Deals with Sensitive Data
Any risk around sensitive data becomes significantly more severe once realized. The loss or escaping of this data can cause huge loss to the company.
Configurations
Configurations are tricky. They have effects that reach throughout the system that are not always obvious. They tend not to have control systems in place that record their changes. Lastly, they are almost always impossible to test. These things make risks in a systems configuration likely to have a high severity level when they are realized.
An Example of Use
If you give each measure a value from one to five, you can then apply this formula:
1
2
3
4
5
6
7
8
9
10
11
12
13
14
15
16
17
18
19
20
21
22
23
24
25
26
// Key Likelihood Variables
pastErrors = 'Has Caused Errors in the Past'
changeFrequency = 'Frequently Changed'
designProblems = 'Known Anti-Pattern or Violation of Best Practices'
useRegularity = 'Is used Often'
// Corollary Likelihood Variables
confusion = 'Confusion'
endSupport = 'End of Support'
riskDensity = 'Risk of Density'
testSparsity = 'Test Density and Validity'
corollaryLikelihood = (confusion + endSupport + riskDensity + testSparsity) / 4
// Key Severity Variables
connectedness = 'Heavily Relied Upon'
configurations = 'Configurations'
impact = 'Number of People Impacted'
dataSensitivity = 'Deals with Sensitive Data'
// Sub Calculations
likelihood = (pastErrors + changeFrequency + designProblems + useRegularity + corollaryLikelihood)
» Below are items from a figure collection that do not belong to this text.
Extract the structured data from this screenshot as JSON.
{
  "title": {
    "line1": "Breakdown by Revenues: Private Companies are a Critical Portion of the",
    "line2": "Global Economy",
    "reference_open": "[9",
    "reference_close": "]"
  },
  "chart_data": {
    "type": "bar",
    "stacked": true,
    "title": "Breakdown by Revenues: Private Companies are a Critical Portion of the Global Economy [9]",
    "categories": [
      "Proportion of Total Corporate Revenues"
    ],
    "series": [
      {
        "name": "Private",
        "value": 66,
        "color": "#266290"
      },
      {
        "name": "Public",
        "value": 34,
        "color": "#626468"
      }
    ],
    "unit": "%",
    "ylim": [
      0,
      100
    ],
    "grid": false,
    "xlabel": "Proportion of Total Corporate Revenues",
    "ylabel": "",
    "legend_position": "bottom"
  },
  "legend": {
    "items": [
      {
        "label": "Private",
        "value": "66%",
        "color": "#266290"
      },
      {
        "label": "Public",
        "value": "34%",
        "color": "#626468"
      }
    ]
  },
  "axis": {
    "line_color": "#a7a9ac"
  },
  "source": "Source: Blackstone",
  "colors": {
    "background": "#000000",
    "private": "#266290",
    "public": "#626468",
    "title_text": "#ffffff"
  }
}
severity = (connectedness + configurations + impact + dataSensitivity)
// Result
result = likelihood * severity
Now in this formula likelihood will have a value from 5 to 25, and severity will have a range of 5 to 20. This gives the result a range from 25 to 500. Though the numbers in this range are not evenly distributed. As such I have included the number of possible times that a number in the range can come up.
| Risk Value | Risk Severity | Possible Outcomes |
|---|---|---|
| 25 - 74 | Trivial | 42 possible outcomes |
| 75 - 121 | Low | 73 possible outcomes |
| 122 - 219 | Medium | 106 possible outcomes |
| 220 - 324 | High | 73 possible outcomes |
| 325 - 500 | Critical | 42 possible outcomes |
Any risk that is rated as High or Critical is something that needs to be addressed immediately. If you are looking at incurring this risk in the future, the cost associated to this risk might not be worth it.
Any risk that is rated as Medium or Low is something that can be slightly delayed and prioritized with and against normal work. This is not something that should be delayed indefinitely and requires a plan of action that describes when it will be addressed, or at the very least when it will be evaluated again. Just remember before making the decision to put off quality that will incur these risks that you include a plan for addressing them.
Any risk that is rated as Trivial is as close to a safe bet as you can get and may not be worth addressing.
Summary
Stop talking about “Technical Debt” in generic terms. Measure and evaluate the risk associated with the IT solution. You don’t have to use the framework laid out in this article but use something. And then apply that framework to making decisions about tradeoffs between time to market and system design.
If you decide to use the framework given here, there is still work to do. You need to decide what qualifies each measure to have a value of one, five and each number between. I cannot decide that for you, as I don’t have your context.
It is also possible the measures I have laid out in this article are incomplete, or even don’t match what you need. If that is so, find others. Remember this framework I created here is configurable and adjustable to fit your needs. Adjust it to make it fit your organization.
My call to action for you is to decide on something to measure the potential risk associated to your IT infrastructure parts. Then weigh those risks against potential gains as we develop new solutions. Make meaningful decisions as to when you tackle risk or invest in new opportunities.